Here are details about each hash:
Hash
Type
Description
_input_hash
int
Hash representing the input that annotations are collected on, e.g. the text, image or html. Examples with the same text will receive the same input hash.
_task_hash
int
Hash representing the “question” about the input, i.e. the label, spans or options. Examples with the same text but different label suggestions or options will receive the same input hash, but different task hashes.
Prodigy uses these behind the scene to account for deduplications, so you can ignore them (however they can be helpful in tracking down the road).
Thanks so much for your answer. I apologise for my late response.
1.) Hashes - understood.
2.) Unclear - I still don't understand why for some of the spans there are additional keys (text , source and _input_hash ) whereas for others these do not appear (see the attached JSON snippet in my original question). There we can see that the spans in indices 1 and 2 have additional key-values (text, source, and _input_hash) while all other spans only have start, end, token_start, token_end and label.
Why is it that some spans have additional information? Is that arbitrary?
Good point! What recipe did you use to create those annotations, specifically the "COUNTRY" and "JOB_TITLE" spans?
I suspect you used a correct recipe (either ner.correct or span.correct).
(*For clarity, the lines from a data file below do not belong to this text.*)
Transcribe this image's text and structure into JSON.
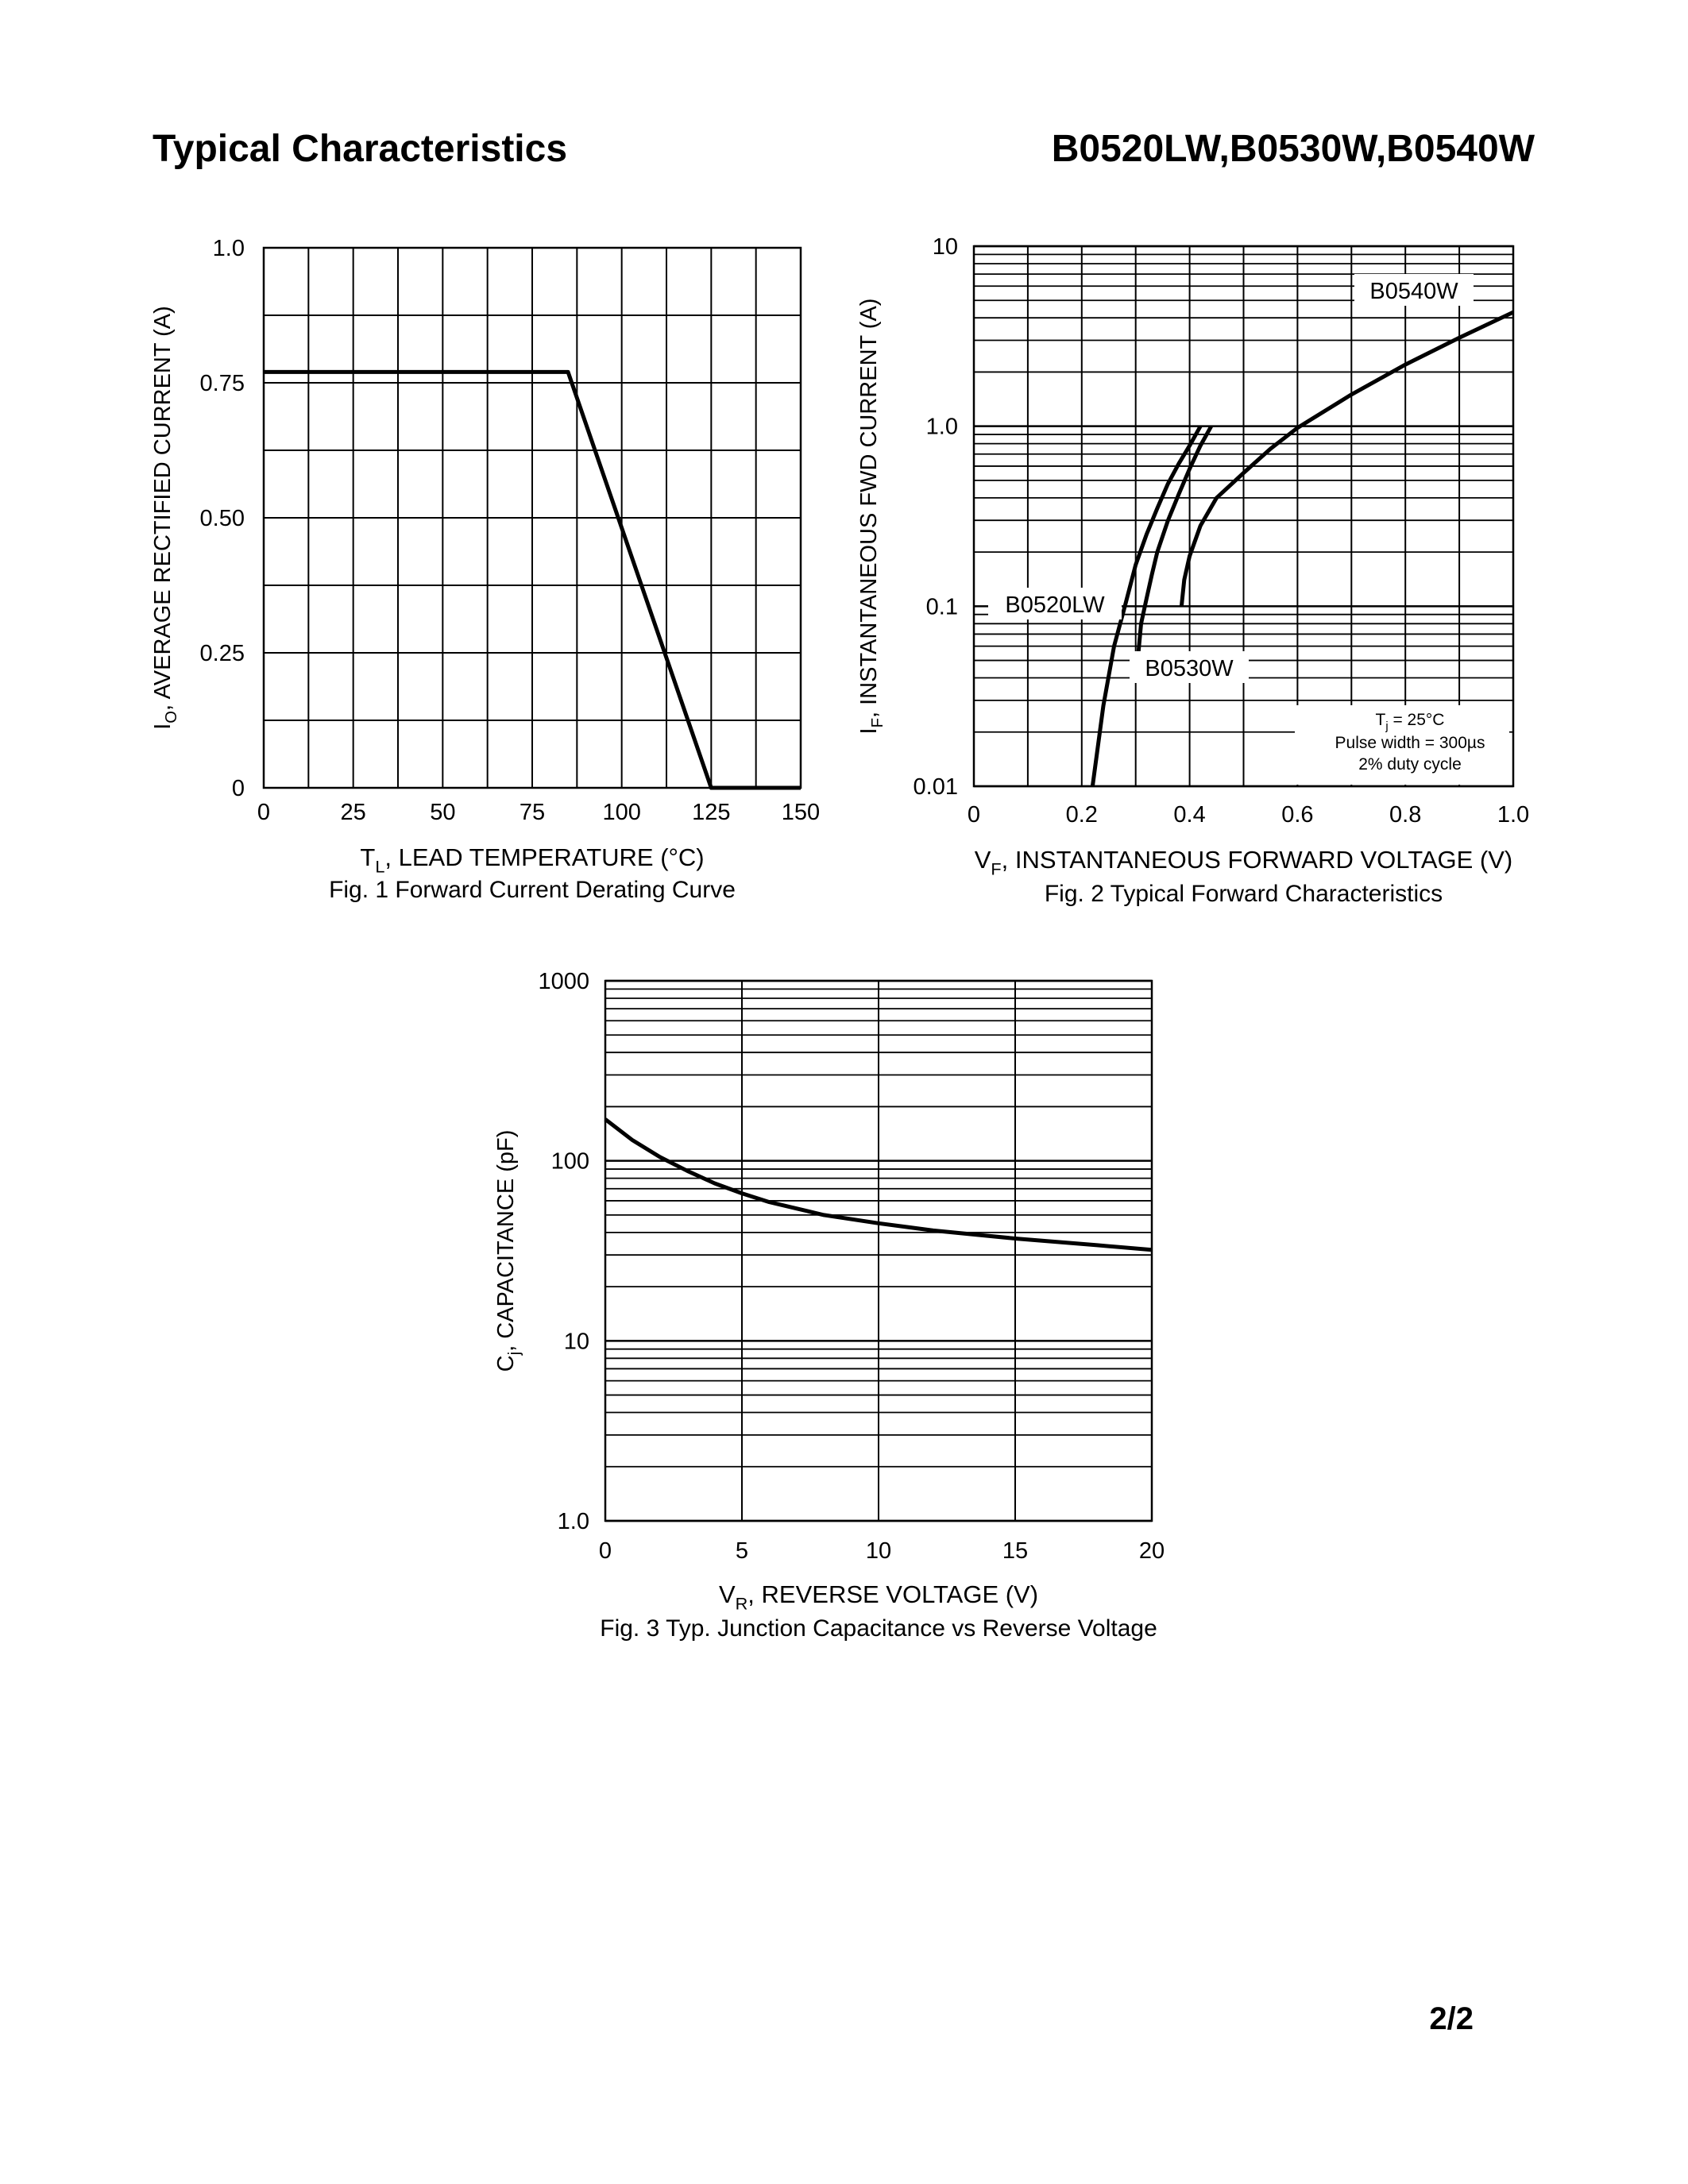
{
  "header": {
    "title": "Typical Characteristics",
    "parts": "B0520LW,B0530W,B0540W"
  },
  "footer": {
    "page": "2/2"
  },
  "chart_data": [
    {
      "type": "line",
      "caption": "Fig. 1  Forward Current Derating Curve",
      "xlabel_main": "T",
      "xlabel_sub": "L",
      "xlabel_rest": ", LEAD TEMPERATURE (°C)",
      "ylabel_main": "I",
      "ylabel_sub": "O",
      "ylabel_rest": ", AVERAGE RECTIFIED CURRENT (A)",
      "xlim": [
        0,
        150
      ],
      "ylim": [
        0,
        1.0
      ],
      "xticks": [
        0,
        25,
        50,
        75,
        100,
        125,
        150
      ],
      "xtick_labels": [
        "0",
        "25",
        "50",
        "75",
        "100",
        "125",
        "150"
      ],
      "yticks": [
        0,
        0.25,
        0.5,
        0.75,
        1.0
      ],
      "ytick_labels": [
        "0",
        "0.25",
        "0.50",
        "0.75",
        "1.0"
      ],
      "grid": true,
      "series": [
        {
          "x": [
            0,
            85,
            125,
            150
          ],
          "y": [
            0.77,
            0.77,
            0.0,
            0.0
          ]
        }
      ]
    },
    {
      "type": "line",
      "caption": "Fig. 2  Typical Forward Characteristics",
      "xlabel_main": "V",
      "xlabel_sub": "F",
      "xlabel_rest": ", INSTANTANEOUS FORWARD VOLTAGE (V)",
      "ylabel_main": "I",
      "ylabel_sub": "F",
      "ylabel_rest": ", INSTANTANEOUS FWD CURRENT (A)",
      "xlim": [
        0,
        1.0
      ],
      "ylim": [
        0.01,
        10
      ],
      "yscale": "log",
      "xticks": [
        0,
        0.2,
        0.4,
        0.6,
        0.8,
        1.0
      ],
      "xtick_labels": [
        "0",
        "0.2",
        "0.4",
        "0.6",
        "0.8",
        "1.0"
      ],
      "yticks": [
        0.01,
        0.1,
        1.0,
        10
      ],
      "ytick_labels": [
        "0.01",
        "0.1",
        "1.0",
        "10"
      ],
      "grid": true,
      "note": {
        "line1_main": "T",
        "line1_sub": "j",
        "line1_rest": " = 25°C",
        "line2": "Pulse width = 300µs",
        "line3": "2% duty cycle"
      },
      "series": [
        {
          "name": "B0520LW",
          "x": [
            0.22,
            0.24,
            0.26,
            0.28,
            0.3,
            0.32,
            0.34,
            0.36,
            0.38,
            0.4,
            0.42
          ],
          "y": [
            0.01,
            0.028,
            0.06,
            0.1,
            0.17,
            0.25,
            0.35,
            0.48,
            0.62,
            0.78,
            1.0
          ]
        },
        {
          "name": "B0530W",
          "x": [
            0.305,
            0.31,
            0.32,
            0.33,
            0.34,
            0.36,
            0.38,
            0.4,
            0.42,
            0.44
          ],
          "y": [
            0.055,
            0.08,
            0.11,
            0.15,
            0.2,
            0.3,
            0.42,
            0.58,
            0.78,
            1.0
          ]
        },
        {
          "name": "B0540W",
          "x": [
            0.385,
            0.39,
            0.4,
            0.42,
            0.45,
            0.5,
            0.55,
            0.6,
            0.7,
            0.8,
            0.9,
            1.0
          ],
          "y": [
            0.1,
            0.14,
            0.19,
            0.28,
            0.4,
            0.55,
            0.75,
            0.98,
            1.5,
            2.2,
            3.1,
            4.3
          ]
        }
      ]
    },
    {
      "type": "line",
      "caption": "Fig. 3  Typ. Junction Capacitance vs Reverse Voltage",
      "xlabel_main": "V",
      "xlabel_sub": "R",
      "xlabel_rest": ", REVERSE VOLTAGE (V)",
      "ylabel_main": "C",
      "ylabel_sub": "j",
      "ylabel_rest": ", CAPACITANCE (pF)",
      "xlim": [
        0,
        20
      ],
      "ylim": [
        1.0,
        1000
      ],
      "yscale": "log",
      "xticks": [
        0,
        5,
        10,
        15,
        20
      ],
      "xtick_labels": [
        "0",
        "5",
        "10",
        "15",
        "20"
      ],
      "yticks": [
        1,
        10,
        100,
        1000
      ],
      "ytick_labels": [
        "1.0",
        "10",
        "100",
        "1000"
      ],
      "grid": true,
      "series": [
        {
          "x": [
            0,
            1,
            2,
            3,
            4,
            5,
            6,
            8,
            10,
            12,
            15,
            18,
            20
          ],
          "y": [
            170,
            130,
            105,
            88,
            75,
            66,
            59,
            50,
            45,
            41,
            37,
            34,
            32
          ]
        }
      ]
    }
  ]
}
The highlighted examples (with the extra keys for text, source, and input_hash) is the normal behavior for model suggested annotations from a correct recipe.
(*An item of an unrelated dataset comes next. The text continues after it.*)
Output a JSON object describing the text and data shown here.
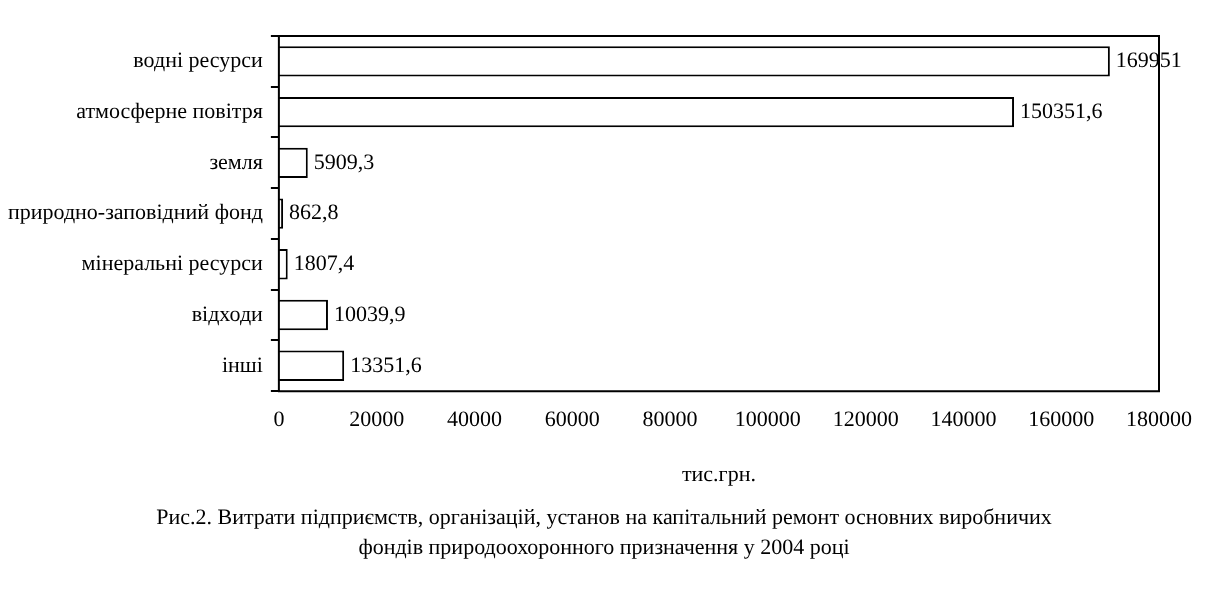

Perhaps the other spans (don't have the extra keys) were created with the same recipe, but are "manual" annotations (i.e., you only highlighted) and weren't model suggested since the en_core_web_lg doesn't have the custom entities ("COUNTRY" and "JOB_TITLE").
Said differently, the extra keys (text, source, and input_hash) are created when annotated using model assisted correction.
If you had a trained NER model that had all the entities and were model suggestions, then you would have all the keys/data.
One caveat: it is possible to not have these extra fields for entity types that were in your model (e.g., an ORG) because there could be entities that you manually created and weren't model suggestions.
It's not required to train so for purposes of training, it's arbitrary.
However, the data does identify the source of the suggestion (e.g., model). Also, having this info distinguishes it as model suggested ("gold" annotations) because it reflects added confidence that the model would select this label (i.e., the data/model are consistent). So in that way, having this data would tell you this data is more important than manual annotations.
Just curious, have you trained a model by updating the original (e.g., --base-model en_core_web_lg to update) with both your custom entities and fine-tuned entities from en_core_web_lg?
If so, since you're mixing old and new entity types, make sure to account for potential catastrophic forgetting:
I hope this answers your question and let us know if you have other questions!
Just to make sure I double check, can you run this:
import spacy
nlp = spacy.load("en_core_web_lg")
text = "[Provide example text from similar behavior]"
doc = nlp(text)
spacy.displacy.serve(doc, style="ent")
If you're still seeing your custom entities, could you try to disable other components to keep only ner?